There's this ACX post (that I only skimmed and don't have strong opinions about) which mostly seems to do this, minus the "pushing" part.

AI swarm writers:

Comms is a big bottleneck for AI safety talent, policy, and public awareness. Currently the best human writers are better than the best LLMs, but LLMs are better writers than 99% of humans and much easier to align to a message and style than human employees. In many venues (particularly social media) factors other than writing and analytical quality drive discourse. This makes a lot of comms a numbers game. And the way you win a numbers game is by scaling a swarm of AI writers. 

I'd like to see some people with good comms taste and epistemics, thoughtful quality control, and the diligence to keep at it experiment with controlling swarms of AI writers producing and distributing lots of decent quality content on AI safety. Probably the easiest place to get started would be on social media where outputs are shorter and the numbers game is much starker. As the swarms got good, they could be used for other comms, like blogs and op eds. 4o is good at designing cartoons and memes, which could also be utilized.

To be clear, there is a failure mode here where elites associate AI safety with spammy bad reasoning and where mass content dilutes the public quality of the arguments for safety, which are at the limit are very strong. But at the moment there is virtually zero content on AI safety, making the bar for improving discourse quality relatively low.

I've found some AI workflows that work pretty well, like recording long voice notes, turning them into transcripts, and using the transcript as context for the LLM to write. I'd be happy to walk interested people through this or, if helpful, write something public. 

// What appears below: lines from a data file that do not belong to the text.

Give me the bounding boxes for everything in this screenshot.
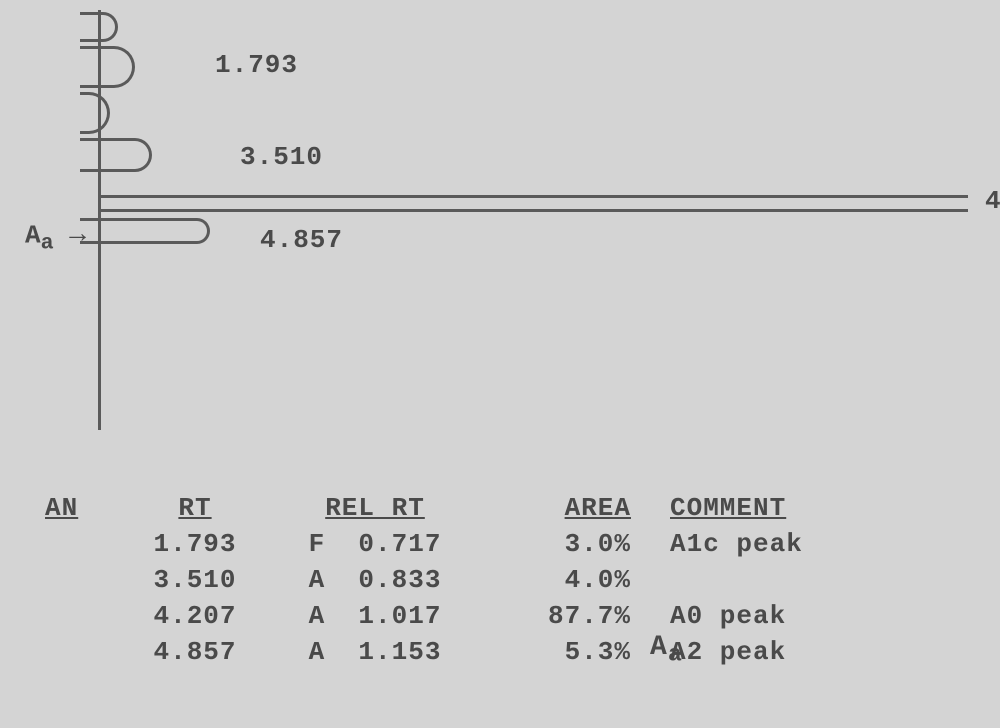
annotation-Aa-inline: Aa (650, 632, 683, 669)
peak-label-major: 4.207 (985, 186, 1000, 216)
peak-label: 3.510 (240, 142, 323, 172)
peak-shape (80, 46, 135, 88)
cell-relrt: A 1.153 (275, 637, 475, 667)
cell-rt: 4.207 (115, 601, 275, 631)
peak-label: 1.793 (215, 50, 298, 80)
trace-squiggle (80, 92, 110, 134)
peak-shape (80, 138, 152, 172)
cell-rt: 1.793 (115, 529, 275, 559)
col-header-comment: COMMENT (645, 493, 895, 523)
arrow-icon: → (69, 220, 86, 251)
table-row: 4.207 A 1.017 87.7% A0 peak (45, 598, 945, 634)
cell-relrt: A 1.017 (275, 601, 475, 631)
col-header-area: AREA (475, 493, 645, 523)
table-header: AN RT REL RT AREA COMMENT (45, 490, 945, 526)
data-table: AN RT REL RT AREA COMMENT 1.793 F 0.717 … (45, 490, 945, 670)
col-header-relrt: REL RT (275, 493, 475, 523)
chromatogram: 1.793 3.510 4.207 4.857 Aa → (80, 10, 980, 430)
table-row: 3.510 A 0.833 4.0% (45, 562, 945, 598)
annotation-text: A (25, 220, 41, 250)
table-row: 1.793 F 0.717 3.0% A1c peak (45, 526, 945, 562)
annotation-sub: a (41, 231, 54, 256)
major-peak-top (98, 195, 968, 198)
trace-squiggle (80, 12, 118, 42)
cell-relrt: A 0.833 (275, 565, 475, 595)
cell-comment: A1c peak (645, 529, 895, 559)
table-row: 4.857 A 1.153 5.3% Aa A2 peak (45, 634, 945, 670)
major-peak-bottom (98, 209, 968, 212)
peak-label: 4.857 (260, 225, 343, 255)
cell-area: 3.0% (475, 529, 645, 559)
baseline-tail (98, 246, 101, 430)
peak-shape (80, 218, 210, 244)
cell-area: 87.7% (475, 601, 645, 631)
page-root: 1.793 3.510 4.207 4.857 Aa → AN RT REL R… (0, 0, 1000, 728)
cell-relrt: F 0.717 (275, 529, 475, 559)
cell-rt: 3.510 (115, 565, 275, 595)
cell-rt: 4.857 (115, 637, 275, 667)
annotation-Aa: Aa → (25, 220, 86, 256)
cell-area: 4.0% (475, 565, 645, 595)
col-header-rt: RT (115, 493, 275, 523)
cell-comment: A0 peak (645, 601, 895, 631)
cell-area: 5.3% (475, 637, 645, 667)
col-header-an: AN (45, 493, 115, 523)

Please correct me if I'm misunderstanding you but this idea seems to follow from a chain of logic that goes like this:

  1. We need more widely-read, high-quality writing on AI risk.
  2. Therefore, we need a large quantity of writing on AI risk.
  3. We can use LLMs to help produce this large quantity.

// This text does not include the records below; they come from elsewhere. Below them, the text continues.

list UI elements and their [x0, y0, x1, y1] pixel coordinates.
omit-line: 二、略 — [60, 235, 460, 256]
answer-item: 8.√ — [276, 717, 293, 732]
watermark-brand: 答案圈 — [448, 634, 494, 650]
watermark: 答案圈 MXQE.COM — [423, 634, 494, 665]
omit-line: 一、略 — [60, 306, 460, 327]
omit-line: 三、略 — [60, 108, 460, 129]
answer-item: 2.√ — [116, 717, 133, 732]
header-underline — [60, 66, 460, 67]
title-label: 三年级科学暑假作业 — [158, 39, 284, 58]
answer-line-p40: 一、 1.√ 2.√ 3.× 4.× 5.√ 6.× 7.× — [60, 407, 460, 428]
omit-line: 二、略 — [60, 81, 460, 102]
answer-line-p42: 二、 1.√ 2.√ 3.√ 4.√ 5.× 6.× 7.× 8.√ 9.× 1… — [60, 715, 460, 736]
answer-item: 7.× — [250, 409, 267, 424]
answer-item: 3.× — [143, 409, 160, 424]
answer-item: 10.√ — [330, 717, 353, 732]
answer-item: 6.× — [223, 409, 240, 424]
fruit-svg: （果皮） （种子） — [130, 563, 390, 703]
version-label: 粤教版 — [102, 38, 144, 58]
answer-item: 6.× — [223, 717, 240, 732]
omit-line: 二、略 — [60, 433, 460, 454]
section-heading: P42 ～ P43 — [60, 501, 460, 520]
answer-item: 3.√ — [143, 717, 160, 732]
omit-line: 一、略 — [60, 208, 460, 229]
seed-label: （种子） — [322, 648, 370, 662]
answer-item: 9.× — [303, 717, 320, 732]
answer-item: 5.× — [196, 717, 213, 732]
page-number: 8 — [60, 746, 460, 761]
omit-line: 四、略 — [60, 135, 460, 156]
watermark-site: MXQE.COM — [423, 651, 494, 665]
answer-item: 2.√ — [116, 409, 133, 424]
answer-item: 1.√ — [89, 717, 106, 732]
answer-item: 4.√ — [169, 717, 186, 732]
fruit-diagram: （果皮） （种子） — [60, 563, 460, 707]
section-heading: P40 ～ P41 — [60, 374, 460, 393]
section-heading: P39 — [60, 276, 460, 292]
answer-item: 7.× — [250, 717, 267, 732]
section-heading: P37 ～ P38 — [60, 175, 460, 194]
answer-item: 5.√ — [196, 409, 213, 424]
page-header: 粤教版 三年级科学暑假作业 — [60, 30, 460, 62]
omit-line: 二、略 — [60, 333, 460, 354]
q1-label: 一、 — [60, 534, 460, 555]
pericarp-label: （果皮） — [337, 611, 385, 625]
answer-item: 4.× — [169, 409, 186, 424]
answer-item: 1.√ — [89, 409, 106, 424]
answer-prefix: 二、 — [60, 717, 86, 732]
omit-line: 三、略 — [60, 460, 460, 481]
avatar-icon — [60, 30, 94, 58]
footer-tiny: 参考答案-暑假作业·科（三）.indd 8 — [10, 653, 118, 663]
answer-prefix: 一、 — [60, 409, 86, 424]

I disagree with #2. It's sufficient to make a smaller amount of really good content and distribute it widely. I think right now the bottleneck isn't a lack of content for public consumption, it's a lack of high-quality content.

And I appreciate some of the efforts to fix this, for example Existential Risk Observatory has written some articles in national magazines, MIRI is developing some new public materials, and there's a documentary in the works. I think those are the sorts of things we need. I don't think AI is good enough to produce content at the level of quality that I expect/hope those groups will achieve.

(Take this comment as a weak endorsement of those three things but not a strong endorsement. I think they're doing the right kinds of things; I'm not strongly confident that the results will be high quality, but I hope they will be.)

Although, I do agree with you that LLMs can speed up writing, and you can make the writing high-quality as long as there's enough human oversight. (TBH I am not sure how to do this myself, I've tried but I always end up writing ~everything by hand. But many people have had success with LLM-assisted writing.)

There's an adjacent take I agree which is more like:
1. AI will likely create many high-stakes decisions and a confusing environment
2. The situation would be better if we could use AI to stay in-step with AI progress on our ability to figure stuff out

3. rather than waiting until the world is very confusing, maybe we should use AIs right now to do some kinds of intellectual writing, in ways we expect to improve as AIs improve (even if AI development isn't optimising for intellectual writing).

I think this could look a bit like company with mostly AI workers that produces writing on a bunch of topics, or as a first step, heavily LM written (but still high-quality) substack.

If you want to reach a very wide audience the N times they need to read and think about and internalize the message you can either write N pieces that reach that whole audience or N×y pieces that reach a portion of that audience. Generally, if you have the ability to efficiently write N×y pieces, then the latter is going to be easier than the former. This is what I mean about comms being a numbers game, and I take this to be pretty foundational to a lot of comms work in marketing, political campaigning, and beyond.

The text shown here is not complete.